Peugeot 408 nie cieszy się zbyt dużą popularnością zarówno w Polsce jak i w całej Europie. Spotkanie go na naszych drogach jest prawdziwą rzadkością, jednak wprowadzenie nowego wariantu może to zmienić, a w szczególności na zachodzie. Nowy Peugeot e-408 może pochwalić się zupełnie nowym napędem elektrycznym. Dotychczas mogliśmy liczyć maksymalnie na 156 KM mocy, zaś nowy crossover zaoferuje nam nawet 213 KM mocy i 345 Nm maksymalnego momentu obrotowego. Ściślej mówiąc, naturalnie elektryczny crossover oferuje 170 KM mocy, jednak po przejściu na tryb sport będziemy mogli korzystać z jego pełnej mocy.
Peugeot e-408 nie zaskoczy nas mocą i szybkością ładowania
Niestety Peugeot nie zdradził nam je takie liczby przełożą się na osiągi samochodu. Optymizmem nie napawa jednak fakt, że maksymalne 213 KM mocy to nadal nieco mniej od topowej hybrydy, która dostarcza 225 KM mocy i 360 Nm momentu obrotowego. Francuzi zdradzili natomiast, że na pokład samochodu trafiła bateria o pojemności 58,2 kWh netto, co pozwoli nam przejechać do 453 km na jednym ładowaniu. Akumulator możemy ładować wtyczką o mocy do 120 kW, a uzupełnienie baterii z 20 do 80 procent zajmie nam około 30 minut. Wiemy również, że pomimo zapakowania większej baterii i całego osprzętu w bagażniku nadal pomieścimy do 471 litrów bagażu.

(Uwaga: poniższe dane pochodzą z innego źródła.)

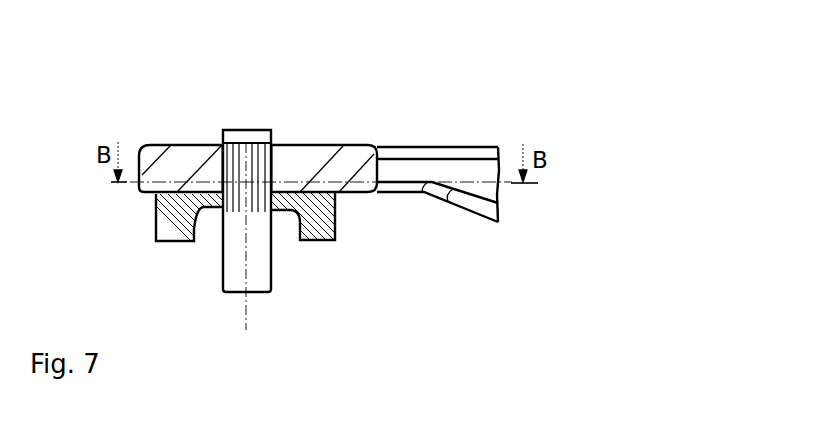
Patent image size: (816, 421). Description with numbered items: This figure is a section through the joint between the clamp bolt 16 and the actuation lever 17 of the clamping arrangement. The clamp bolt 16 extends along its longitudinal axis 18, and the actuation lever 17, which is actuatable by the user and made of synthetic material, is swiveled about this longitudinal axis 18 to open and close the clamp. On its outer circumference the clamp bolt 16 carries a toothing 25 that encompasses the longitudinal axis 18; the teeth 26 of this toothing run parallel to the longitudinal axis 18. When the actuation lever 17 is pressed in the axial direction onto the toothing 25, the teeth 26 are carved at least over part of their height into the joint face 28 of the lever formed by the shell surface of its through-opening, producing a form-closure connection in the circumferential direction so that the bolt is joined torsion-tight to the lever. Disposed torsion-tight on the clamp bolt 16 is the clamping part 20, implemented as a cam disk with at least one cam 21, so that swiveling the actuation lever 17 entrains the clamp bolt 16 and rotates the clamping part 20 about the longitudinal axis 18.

The clamp bolt 16 is at (263, 265).
The actuation lever 17 is at (412, 144).
The longitudinal axis 18 is at (248, 102).
The clamping part 20 is at (156, 214).
The cam 21 is at (183, 232).
The toothing 25 is at (242, 214).
The teeth 26 is at (272, 175).
The joint face 28 is at (222, 160).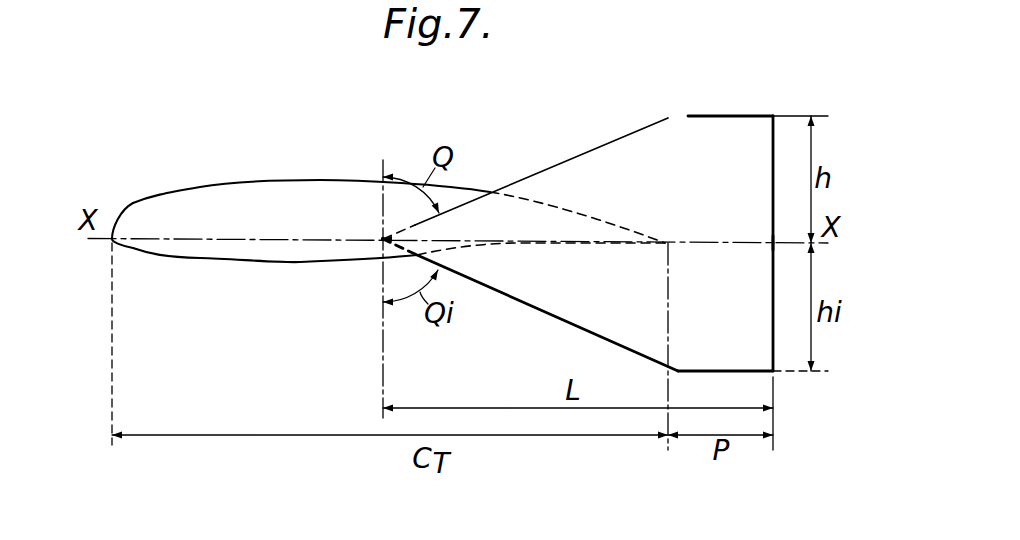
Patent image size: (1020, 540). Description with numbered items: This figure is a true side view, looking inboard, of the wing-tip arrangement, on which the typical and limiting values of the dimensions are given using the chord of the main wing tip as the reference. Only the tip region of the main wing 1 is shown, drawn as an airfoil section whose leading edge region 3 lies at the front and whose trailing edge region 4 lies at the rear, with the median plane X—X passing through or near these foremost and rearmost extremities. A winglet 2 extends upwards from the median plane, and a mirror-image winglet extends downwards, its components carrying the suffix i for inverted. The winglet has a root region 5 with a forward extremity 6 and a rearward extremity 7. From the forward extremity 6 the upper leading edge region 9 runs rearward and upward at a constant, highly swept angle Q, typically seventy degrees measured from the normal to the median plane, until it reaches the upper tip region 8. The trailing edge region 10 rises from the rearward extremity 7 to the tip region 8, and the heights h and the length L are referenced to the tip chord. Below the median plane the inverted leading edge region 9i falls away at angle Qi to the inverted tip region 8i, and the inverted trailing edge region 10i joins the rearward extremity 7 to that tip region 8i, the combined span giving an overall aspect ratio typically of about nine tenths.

The main wing 1 is at (243, 187).
The winglet 2 is at (630, 185).
The leading edge region 3 is at (138, 214).
The trailing edge region 4 is at (637, 227).
The root region 5 is at (496, 232).
The forward extremity 6 is at (383, 239).
The rearward extremity 7 is at (773, 244).
The upper tip region 8 is at (720, 127).
The upper leading edge region 9 is at (582, 154).
The trailing edge region 10 is at (773, 142).
The inverted tip region 8i is at (745, 358).
The inverted leading edge region 9i is at (580, 328).
The inverted trailing edge region 10i is at (773, 283).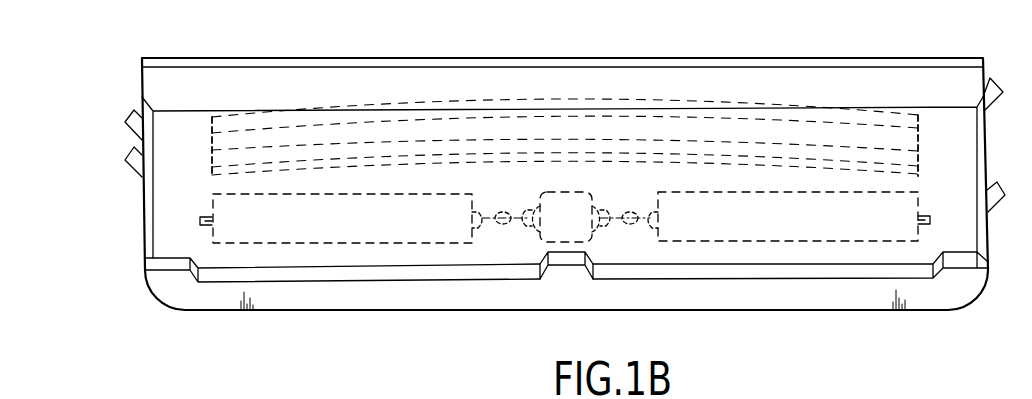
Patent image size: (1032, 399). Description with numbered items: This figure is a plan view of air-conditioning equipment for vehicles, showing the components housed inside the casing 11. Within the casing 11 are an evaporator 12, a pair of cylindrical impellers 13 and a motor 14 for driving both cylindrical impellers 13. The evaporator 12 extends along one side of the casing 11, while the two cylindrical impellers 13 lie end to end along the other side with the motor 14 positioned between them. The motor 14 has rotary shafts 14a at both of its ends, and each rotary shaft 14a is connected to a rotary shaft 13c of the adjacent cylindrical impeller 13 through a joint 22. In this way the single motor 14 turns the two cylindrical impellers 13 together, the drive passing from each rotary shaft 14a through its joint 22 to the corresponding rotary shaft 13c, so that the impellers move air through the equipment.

The casing 11 is at (902, 76).
The evaporator 12 is at (680, 100).
The cylindrical impeller 13 is at (868, 325).
The rotary shaft 13c is at (742, 324).
The motor 14 is at (588, 242).
The rotary shaft 14a is at (655, 324).
The joint 22 is at (695, 324).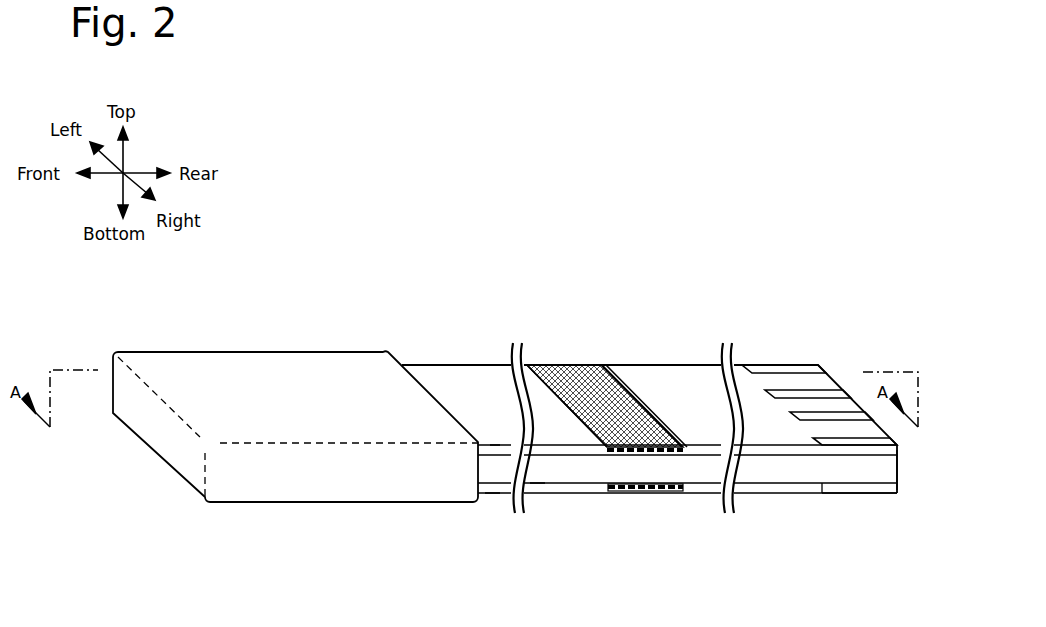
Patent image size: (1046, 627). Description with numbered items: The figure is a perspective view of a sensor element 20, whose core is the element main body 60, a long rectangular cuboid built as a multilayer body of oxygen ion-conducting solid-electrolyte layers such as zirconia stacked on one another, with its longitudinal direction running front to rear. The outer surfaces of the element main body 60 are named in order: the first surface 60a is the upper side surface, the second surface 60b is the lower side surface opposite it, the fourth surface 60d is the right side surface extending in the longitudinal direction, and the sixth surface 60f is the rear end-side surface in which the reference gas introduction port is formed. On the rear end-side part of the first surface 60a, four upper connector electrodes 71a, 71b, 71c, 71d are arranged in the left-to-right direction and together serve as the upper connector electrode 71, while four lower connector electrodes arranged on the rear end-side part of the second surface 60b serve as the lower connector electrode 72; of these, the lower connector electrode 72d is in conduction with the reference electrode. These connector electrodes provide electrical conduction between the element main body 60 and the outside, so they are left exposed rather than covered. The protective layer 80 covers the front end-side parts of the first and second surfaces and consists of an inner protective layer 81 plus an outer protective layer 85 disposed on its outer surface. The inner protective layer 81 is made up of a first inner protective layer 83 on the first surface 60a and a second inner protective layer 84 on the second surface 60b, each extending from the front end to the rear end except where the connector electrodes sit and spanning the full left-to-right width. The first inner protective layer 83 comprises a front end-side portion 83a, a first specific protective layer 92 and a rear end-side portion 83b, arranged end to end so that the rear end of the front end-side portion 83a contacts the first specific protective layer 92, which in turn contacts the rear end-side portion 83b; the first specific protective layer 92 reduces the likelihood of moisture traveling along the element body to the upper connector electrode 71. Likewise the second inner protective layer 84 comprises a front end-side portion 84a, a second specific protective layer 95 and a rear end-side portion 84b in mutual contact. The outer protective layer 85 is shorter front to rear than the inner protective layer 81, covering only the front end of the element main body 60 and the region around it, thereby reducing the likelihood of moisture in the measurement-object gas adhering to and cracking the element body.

The sensor element 20 is at (794, 162).
The protective layer 80 is at (500, 225).
The outer protective layer 85 is at (377, 370).
The inner protective layer 81 is at (538, 258).
The first inner protective layer 83 is at (638, 305).
The front end-side portion 83a is at (538, 392).
The rear end-side portion 83b is at (628, 374).
The first specific protective layer 92 is at (575, 372).
The second inner protective layer 84 is at (710, 562).
The front end-side portion 84a is at (598, 491).
The rear end-side portion 84b is at (695, 491).
The second specific protective layer 95 is at (658, 491).
The element main body 60 is at (803, 473).
The first surface 60a is at (494, 448).
The second surface 60b is at (492, 493).
The fourth surface 60d is at (538, 473).
The sixth surface 60f is at (897, 466).
The upper connector electrode 71 is at (885, 310).
The upper connector electrode 71a is at (760, 368).
The upper connector electrode 71b is at (790, 395).
The upper connector electrode 71c is at (823, 417).
The upper connector electrode 71d is at (843, 442).
The lower connector electrode 72 is at (850, 564).
The lower connector electrode 72d is at (852, 489).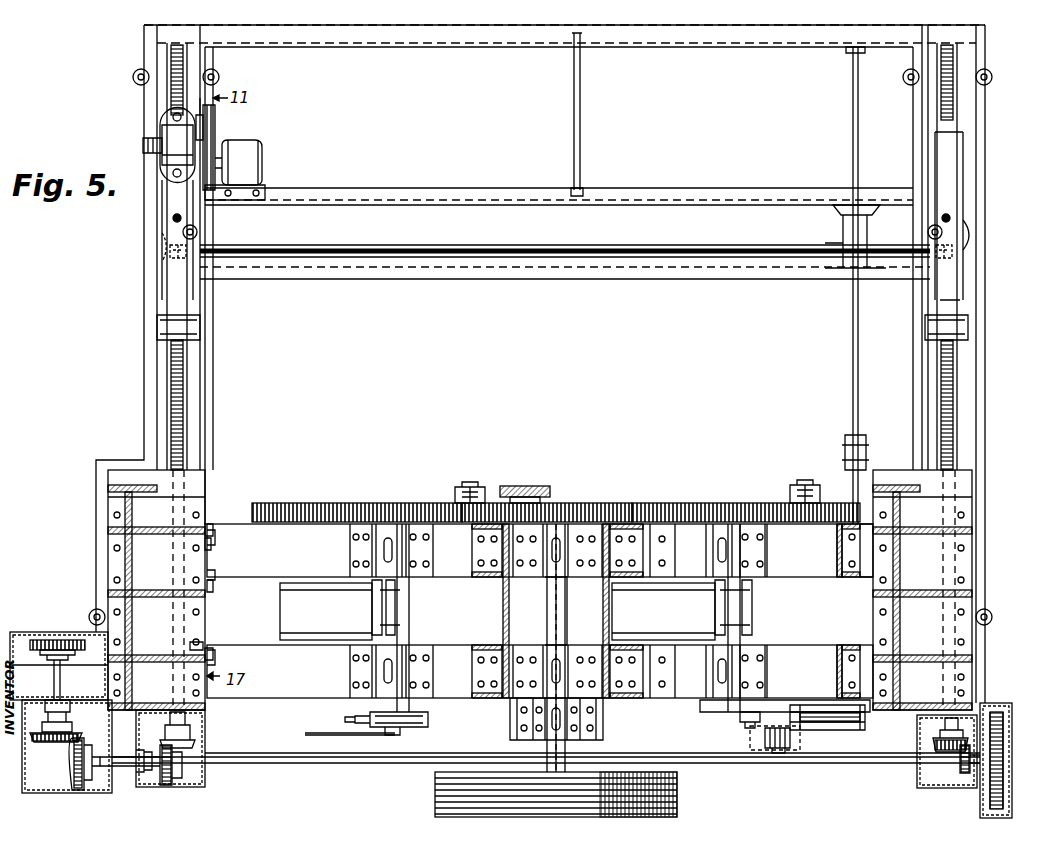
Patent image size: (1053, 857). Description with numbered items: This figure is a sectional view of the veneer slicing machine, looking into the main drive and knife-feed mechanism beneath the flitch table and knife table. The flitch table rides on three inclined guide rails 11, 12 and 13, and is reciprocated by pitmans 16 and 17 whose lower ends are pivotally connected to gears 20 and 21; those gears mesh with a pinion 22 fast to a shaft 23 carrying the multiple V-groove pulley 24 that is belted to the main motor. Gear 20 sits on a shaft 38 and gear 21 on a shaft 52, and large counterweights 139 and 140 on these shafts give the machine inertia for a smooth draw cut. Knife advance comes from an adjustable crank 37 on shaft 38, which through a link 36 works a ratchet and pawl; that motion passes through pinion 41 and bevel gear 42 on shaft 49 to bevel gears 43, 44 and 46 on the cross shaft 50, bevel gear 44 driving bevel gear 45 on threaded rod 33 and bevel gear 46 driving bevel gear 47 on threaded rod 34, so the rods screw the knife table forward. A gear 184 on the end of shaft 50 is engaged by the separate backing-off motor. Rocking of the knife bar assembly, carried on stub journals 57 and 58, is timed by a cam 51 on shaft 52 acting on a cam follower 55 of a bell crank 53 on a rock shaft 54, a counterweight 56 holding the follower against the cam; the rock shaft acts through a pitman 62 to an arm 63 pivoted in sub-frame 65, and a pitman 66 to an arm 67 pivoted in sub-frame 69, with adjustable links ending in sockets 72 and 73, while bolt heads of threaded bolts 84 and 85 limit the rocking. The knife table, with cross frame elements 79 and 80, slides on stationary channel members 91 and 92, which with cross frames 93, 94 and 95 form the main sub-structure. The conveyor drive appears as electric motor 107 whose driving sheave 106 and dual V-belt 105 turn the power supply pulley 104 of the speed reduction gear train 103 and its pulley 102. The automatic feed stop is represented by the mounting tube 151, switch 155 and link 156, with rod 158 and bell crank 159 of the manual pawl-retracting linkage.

The guide rail 11 is at (112, 482).
The guide rail 12 is at (532, 486).
The guide rail 13 is at (880, 482).
The pitman 16 is at (478, 486).
The pitman 17 is at (812, 485).
The gear 20 is at (345, 500).
The gear 21 is at (690, 503).
The pinion 22 is at (590, 503).
The shaft 23 is at (567, 618).
The multiple V-groove pulley 24 is at (677, 790).
The threaded rod 33 is at (170, 368).
The threaded rod 34 is at (955, 372).
The link 36 is at (345, 738).
The adjustable crank 37 is at (430, 720).
The shaft 38 is at (412, 635).
The pinion 41 is at (35, 625).
The bevel gear 42 is at (72, 736).
The bevel gear 43 is at (72, 770).
The bevel gear 44 is at (170, 790).
The bevel gear 45 is at (205, 742).
The bevel gear 46 is at (950, 790).
The bevel gear 47 is at (928, 742).
The shaft 49 is at (50, 676).
The shaft 50 is at (292, 770).
The cam 51 is at (695, 712).
The shaft 52 is at (742, 635).
The bell crank 53 is at (830, 732).
The rock shaft 54 is at (853, 376).
The cam follower 55 is at (762, 700).
The counterweight 56 is at (745, 740).
The stub journal 57 is at (198, 330).
The stub journal 58 is at (925, 328).
The pitman 62 is at (843, 240).
The arm 63 is at (954, 255).
The sub-frame 65 is at (968, 235).
The pitman 66 is at (508, 257).
The arm 67 is at (165, 263).
The sub-frame 69 is at (160, 240).
The socket 72 is at (198, 230).
The socket 73 is at (928, 232).
The cross frame element 79 is at (640, 188).
The cross frame element 80 is at (655, 279).
The threaded bolt 84 is at (172, 218).
The threaded bolt 85 is at (950, 216).
The channel member 91 is at (157, 432).
The channel member 92 is at (972, 425).
The cross frame 93 is at (344, 45).
The cross frame 94 is at (258, 582).
The cross frame 95 is at (283, 698).
The pulley 102 is at (143, 145).
The speed reduction gear train 103 is at (165, 160).
The power supply pulley 104 is at (216, 125).
The dual V-belt 105 is at (216, 148).
The driving sheave 106 is at (200, 188).
The electric motor 107 is at (262, 162).
The counterweight 139 is at (326, 611).
The counterweight 140 is at (663, 611).
The mounting tube 151 is at (220, 600).
The switch 155 is at (196, 642).
The link 156 is at (213, 658).
The rod 158 is at (211, 548).
The bell crank 159 is at (213, 538).
The gear 184 is at (1028, 716).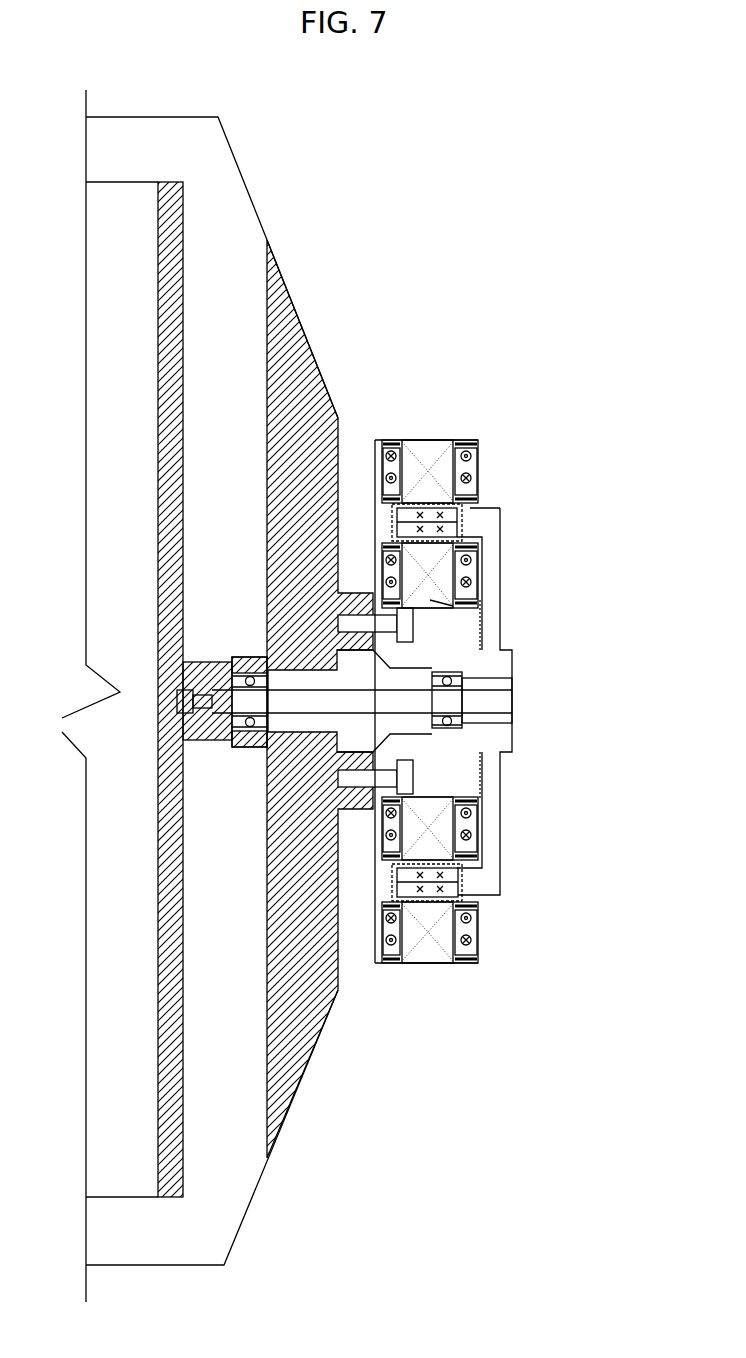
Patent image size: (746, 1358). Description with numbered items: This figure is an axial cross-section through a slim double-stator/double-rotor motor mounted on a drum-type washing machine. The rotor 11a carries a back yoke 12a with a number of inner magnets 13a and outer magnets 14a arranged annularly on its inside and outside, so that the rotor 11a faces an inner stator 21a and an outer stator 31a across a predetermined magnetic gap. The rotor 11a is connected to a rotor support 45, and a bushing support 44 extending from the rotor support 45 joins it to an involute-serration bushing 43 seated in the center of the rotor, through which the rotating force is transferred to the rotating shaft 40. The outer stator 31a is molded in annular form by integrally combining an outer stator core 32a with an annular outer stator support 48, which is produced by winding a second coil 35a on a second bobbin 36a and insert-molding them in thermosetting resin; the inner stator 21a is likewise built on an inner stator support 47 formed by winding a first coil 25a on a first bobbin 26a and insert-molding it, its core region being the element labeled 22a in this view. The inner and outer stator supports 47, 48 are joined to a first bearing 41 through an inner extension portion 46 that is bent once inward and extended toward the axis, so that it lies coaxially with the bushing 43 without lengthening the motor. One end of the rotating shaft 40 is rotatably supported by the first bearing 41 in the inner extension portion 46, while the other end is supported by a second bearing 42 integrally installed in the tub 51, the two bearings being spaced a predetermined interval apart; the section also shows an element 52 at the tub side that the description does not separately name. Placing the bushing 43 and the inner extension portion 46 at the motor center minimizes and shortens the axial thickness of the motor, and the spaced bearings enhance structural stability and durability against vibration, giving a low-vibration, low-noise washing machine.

The rotor 11a is at (505, 909).
The back yoke 12a is at (462, 886).
The inner magnets 13a is at (462, 878).
The outer magnets 14a is at (462, 894).
The inner stator 21a is at (501, 577).
The rotor of second motor unit 22a is at (462, 607).
The first coil 25a is at (478, 575).
The first bobbin 26a is at (478, 548).
The outer stator 31a is at (501, 487).
The outer stator core 32a is at (462, 503).
The second coil 35a is at (480, 470).
The second bobbin 36a is at (480, 445).
The rotating shaft 40 is at (512, 700).
The first bearing 41 is at (487, 797).
The second bearing 42 is at (265, 718).
The bushing 43 is at (500, 728).
The bushing support 44 is at (490, 663).
The rotor support 45 is at (500, 773).
The inner extension portion 46 is at (487, 797).
The inner stator support 47 is at (375, 835).
The outer stator support 48 is at (375, 930).
The tub 51 is at (302, 1085).
The drum 52 is at (182, 1130).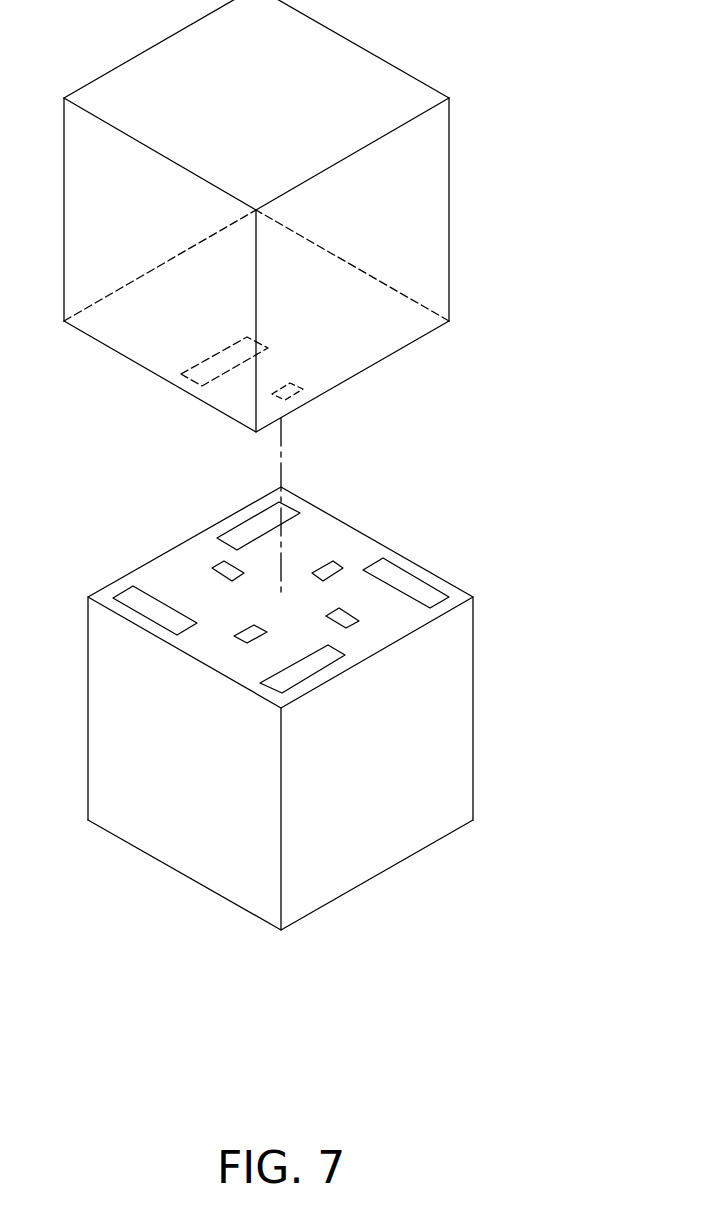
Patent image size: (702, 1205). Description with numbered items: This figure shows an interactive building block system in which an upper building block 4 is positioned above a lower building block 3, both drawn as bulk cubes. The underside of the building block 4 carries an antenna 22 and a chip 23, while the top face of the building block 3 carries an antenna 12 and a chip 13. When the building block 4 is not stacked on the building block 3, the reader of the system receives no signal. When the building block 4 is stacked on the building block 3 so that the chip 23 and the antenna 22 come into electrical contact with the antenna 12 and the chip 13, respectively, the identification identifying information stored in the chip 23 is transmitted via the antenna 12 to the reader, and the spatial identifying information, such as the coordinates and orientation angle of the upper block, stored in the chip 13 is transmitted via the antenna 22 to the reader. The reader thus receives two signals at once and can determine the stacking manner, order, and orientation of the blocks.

Peugeot postanowił w żaden sposób nie zmieniać wyglądu swojego elektryka względem spalinowego rodzeństwa. Tak też nadal możemy liczyć na zgrabne nadwozie, bogate wyposażenie oraz niezłe wykończenie wnętrza. Jedyną nowością będzie pompa ciepła oraz zmodyfikowana nawigacja ułatwiająca planowanie podróży wraz z ładowaniami.
Peugeot e-408 jest już dostępny na niektórych rynkach. W Niemczech możemy go nabyć za 46.600 euro za podstawową wersję Allure. Z kolei lepiej doposażony wariant GT to wydatek rzędu 50.210 euro. Oczywiście ceny zawierają w sobie już dopłaty. Tak też przy obecnym kursie musielibyśmy zapłacić za niego co najmniej 200.000 złotych.